After 72 hours of supervised fasting, the patient displays the Whipple triad: (1) hypoglycemic symptoms (central nervous system, vasomotor), (2) documented hypoglycemia, and (3) relief of symptoms after glucose intake. Hypoglycemia usually develops within 24 hours of fasting. A serum insulin level of 5 mU/mL or more with concomitant plasma glucose level less than 45 mg/dL (2.5 mmol/L) indicates insulinoma. Factitious hypoglycemia is ruled out by fasting plasma levels, C-peptide, and proinsulin.
Abdominal CT, MRI, and EUS are all useful in diagnosing. Visceral angiography and indium 111–labeled octreotide nuclear imaging are other diagnostic modalities.

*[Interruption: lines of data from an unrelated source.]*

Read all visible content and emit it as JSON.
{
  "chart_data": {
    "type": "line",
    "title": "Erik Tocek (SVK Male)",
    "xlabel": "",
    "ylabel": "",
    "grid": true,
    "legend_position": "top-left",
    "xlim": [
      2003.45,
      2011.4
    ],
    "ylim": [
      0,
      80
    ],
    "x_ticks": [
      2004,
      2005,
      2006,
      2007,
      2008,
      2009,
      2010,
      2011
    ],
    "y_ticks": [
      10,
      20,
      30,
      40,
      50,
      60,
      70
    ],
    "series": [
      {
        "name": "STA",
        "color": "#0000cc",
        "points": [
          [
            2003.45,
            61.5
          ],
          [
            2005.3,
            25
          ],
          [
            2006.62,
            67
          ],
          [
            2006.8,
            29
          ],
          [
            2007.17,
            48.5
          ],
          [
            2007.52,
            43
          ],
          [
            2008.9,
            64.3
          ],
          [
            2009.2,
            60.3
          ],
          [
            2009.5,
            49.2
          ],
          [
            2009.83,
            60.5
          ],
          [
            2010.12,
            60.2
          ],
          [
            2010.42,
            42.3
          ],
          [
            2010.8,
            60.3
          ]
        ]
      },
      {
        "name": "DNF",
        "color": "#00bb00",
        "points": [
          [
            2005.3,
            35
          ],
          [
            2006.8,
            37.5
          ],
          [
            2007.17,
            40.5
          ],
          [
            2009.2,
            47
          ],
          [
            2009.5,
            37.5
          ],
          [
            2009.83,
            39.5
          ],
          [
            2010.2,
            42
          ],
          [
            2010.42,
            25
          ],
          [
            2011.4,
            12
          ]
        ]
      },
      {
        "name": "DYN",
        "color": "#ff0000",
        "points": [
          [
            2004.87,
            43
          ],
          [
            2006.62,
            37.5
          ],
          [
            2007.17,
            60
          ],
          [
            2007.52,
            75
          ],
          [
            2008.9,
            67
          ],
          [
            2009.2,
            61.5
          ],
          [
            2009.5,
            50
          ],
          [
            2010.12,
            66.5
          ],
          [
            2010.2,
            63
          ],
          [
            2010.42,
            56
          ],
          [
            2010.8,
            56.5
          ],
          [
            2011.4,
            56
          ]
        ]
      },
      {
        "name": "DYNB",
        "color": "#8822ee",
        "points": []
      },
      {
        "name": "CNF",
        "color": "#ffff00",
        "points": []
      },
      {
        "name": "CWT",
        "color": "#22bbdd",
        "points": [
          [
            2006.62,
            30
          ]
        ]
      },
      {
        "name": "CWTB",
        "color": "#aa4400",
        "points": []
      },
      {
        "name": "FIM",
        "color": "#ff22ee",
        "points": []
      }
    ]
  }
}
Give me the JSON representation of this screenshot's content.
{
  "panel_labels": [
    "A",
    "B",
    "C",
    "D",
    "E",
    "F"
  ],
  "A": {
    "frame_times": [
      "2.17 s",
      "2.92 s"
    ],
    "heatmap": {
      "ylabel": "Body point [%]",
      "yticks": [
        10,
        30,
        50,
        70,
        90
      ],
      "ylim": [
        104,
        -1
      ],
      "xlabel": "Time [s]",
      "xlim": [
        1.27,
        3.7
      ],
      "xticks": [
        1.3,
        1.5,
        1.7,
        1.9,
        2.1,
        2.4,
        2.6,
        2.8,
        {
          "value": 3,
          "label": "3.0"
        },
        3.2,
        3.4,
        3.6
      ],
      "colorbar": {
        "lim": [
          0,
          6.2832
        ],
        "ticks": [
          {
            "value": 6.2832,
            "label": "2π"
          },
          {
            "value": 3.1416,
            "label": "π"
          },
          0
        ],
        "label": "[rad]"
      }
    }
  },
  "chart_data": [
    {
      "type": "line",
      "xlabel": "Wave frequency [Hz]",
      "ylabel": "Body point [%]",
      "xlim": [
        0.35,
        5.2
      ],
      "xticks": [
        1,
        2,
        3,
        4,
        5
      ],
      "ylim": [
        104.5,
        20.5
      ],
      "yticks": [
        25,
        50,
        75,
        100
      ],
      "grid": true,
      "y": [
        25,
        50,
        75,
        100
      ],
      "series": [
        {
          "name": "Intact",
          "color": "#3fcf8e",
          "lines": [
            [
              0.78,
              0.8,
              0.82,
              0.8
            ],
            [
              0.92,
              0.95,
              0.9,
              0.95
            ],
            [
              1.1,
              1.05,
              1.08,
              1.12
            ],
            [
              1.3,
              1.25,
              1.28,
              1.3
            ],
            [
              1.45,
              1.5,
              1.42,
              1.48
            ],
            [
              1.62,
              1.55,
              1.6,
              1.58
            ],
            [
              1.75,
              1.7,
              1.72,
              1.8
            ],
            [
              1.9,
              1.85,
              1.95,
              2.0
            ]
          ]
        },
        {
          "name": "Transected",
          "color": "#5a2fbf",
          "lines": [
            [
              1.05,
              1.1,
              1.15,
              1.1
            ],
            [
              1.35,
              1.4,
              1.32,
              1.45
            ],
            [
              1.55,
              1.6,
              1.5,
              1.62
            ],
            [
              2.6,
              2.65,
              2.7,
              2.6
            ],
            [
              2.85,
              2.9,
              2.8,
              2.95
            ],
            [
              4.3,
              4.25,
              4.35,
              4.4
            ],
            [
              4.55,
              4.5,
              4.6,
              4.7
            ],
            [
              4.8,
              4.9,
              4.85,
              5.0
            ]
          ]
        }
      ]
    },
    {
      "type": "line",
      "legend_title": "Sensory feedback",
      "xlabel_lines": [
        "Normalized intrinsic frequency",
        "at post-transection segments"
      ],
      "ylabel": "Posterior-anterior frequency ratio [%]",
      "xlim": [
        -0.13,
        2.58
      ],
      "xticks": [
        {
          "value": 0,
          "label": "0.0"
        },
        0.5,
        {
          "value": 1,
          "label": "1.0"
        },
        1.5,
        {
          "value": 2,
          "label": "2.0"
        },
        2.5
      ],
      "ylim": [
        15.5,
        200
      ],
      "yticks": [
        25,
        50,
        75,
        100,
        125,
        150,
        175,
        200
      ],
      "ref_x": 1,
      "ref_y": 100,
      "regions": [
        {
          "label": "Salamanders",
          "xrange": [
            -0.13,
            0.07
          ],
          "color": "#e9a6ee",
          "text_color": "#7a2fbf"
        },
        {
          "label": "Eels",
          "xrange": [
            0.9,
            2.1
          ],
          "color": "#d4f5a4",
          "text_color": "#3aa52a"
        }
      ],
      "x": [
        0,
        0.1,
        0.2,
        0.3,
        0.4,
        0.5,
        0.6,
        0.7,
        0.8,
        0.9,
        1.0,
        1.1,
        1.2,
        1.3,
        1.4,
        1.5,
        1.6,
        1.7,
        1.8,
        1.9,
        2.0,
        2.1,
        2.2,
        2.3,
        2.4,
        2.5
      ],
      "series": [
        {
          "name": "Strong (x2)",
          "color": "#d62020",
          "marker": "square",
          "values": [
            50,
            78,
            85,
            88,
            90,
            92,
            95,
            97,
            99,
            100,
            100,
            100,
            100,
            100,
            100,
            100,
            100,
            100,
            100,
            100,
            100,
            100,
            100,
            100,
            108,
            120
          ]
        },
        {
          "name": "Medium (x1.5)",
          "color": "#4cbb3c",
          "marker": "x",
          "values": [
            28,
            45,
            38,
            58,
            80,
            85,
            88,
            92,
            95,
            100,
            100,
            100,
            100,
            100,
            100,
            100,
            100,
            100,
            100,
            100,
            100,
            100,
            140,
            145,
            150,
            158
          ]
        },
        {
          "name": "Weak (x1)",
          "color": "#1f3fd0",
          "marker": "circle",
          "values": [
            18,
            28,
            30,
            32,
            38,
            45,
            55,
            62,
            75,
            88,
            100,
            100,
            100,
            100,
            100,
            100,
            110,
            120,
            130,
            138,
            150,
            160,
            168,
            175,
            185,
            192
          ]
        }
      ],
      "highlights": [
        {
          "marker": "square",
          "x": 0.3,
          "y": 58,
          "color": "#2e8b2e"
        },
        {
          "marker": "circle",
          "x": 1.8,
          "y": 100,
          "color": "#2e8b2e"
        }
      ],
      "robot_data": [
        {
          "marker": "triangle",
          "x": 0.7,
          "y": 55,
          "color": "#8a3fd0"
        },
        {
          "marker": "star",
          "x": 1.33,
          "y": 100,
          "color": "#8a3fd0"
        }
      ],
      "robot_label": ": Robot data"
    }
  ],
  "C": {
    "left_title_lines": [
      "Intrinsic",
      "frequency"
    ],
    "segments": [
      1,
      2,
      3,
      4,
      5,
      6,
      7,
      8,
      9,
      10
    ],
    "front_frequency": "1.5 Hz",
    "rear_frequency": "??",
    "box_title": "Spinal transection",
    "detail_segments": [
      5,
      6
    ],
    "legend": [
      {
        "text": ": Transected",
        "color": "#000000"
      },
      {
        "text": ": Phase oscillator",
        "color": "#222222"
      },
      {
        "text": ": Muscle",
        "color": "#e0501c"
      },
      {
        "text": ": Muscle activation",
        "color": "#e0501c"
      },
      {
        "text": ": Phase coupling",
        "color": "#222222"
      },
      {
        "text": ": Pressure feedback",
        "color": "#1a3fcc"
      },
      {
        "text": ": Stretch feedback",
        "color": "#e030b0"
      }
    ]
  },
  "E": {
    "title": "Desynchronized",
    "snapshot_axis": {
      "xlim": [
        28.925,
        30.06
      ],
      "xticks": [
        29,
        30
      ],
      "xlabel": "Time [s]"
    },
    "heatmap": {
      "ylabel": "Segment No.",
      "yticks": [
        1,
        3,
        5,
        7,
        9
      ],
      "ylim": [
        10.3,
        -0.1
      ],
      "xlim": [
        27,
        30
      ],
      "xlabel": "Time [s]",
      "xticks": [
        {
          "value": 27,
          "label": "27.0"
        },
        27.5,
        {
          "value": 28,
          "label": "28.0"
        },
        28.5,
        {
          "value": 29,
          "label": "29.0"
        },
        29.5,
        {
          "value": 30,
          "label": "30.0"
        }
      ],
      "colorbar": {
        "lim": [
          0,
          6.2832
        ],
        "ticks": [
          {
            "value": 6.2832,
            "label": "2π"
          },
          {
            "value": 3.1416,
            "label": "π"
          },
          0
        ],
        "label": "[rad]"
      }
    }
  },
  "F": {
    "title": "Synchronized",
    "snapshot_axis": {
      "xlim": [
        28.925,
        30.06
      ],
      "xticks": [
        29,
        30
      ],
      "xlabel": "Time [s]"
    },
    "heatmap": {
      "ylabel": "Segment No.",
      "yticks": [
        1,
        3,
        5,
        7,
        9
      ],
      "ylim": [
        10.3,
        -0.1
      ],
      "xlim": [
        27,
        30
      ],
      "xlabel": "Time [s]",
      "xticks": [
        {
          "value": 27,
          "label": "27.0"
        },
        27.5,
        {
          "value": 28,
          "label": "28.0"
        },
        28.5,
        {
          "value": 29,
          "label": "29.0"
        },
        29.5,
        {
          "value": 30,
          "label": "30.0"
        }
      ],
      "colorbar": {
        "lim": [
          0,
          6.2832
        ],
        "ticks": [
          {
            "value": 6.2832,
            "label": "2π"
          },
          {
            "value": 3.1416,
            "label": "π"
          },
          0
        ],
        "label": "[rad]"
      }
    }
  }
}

The goal of management is to prevent hypoglycemia through frequent small meals. Diazoxide, 100 to 150 mg every 8 hours, prevents insulin release. Other therapies include calcium channel blockers, corticosteroids, and glucagon. Octreotide therapy is useful in some patients with insulinoma.
Surgical exploration and enucleation of the tumor are needed in most patients. Insulinomas are often single and benign, and the surgical cure rate is high.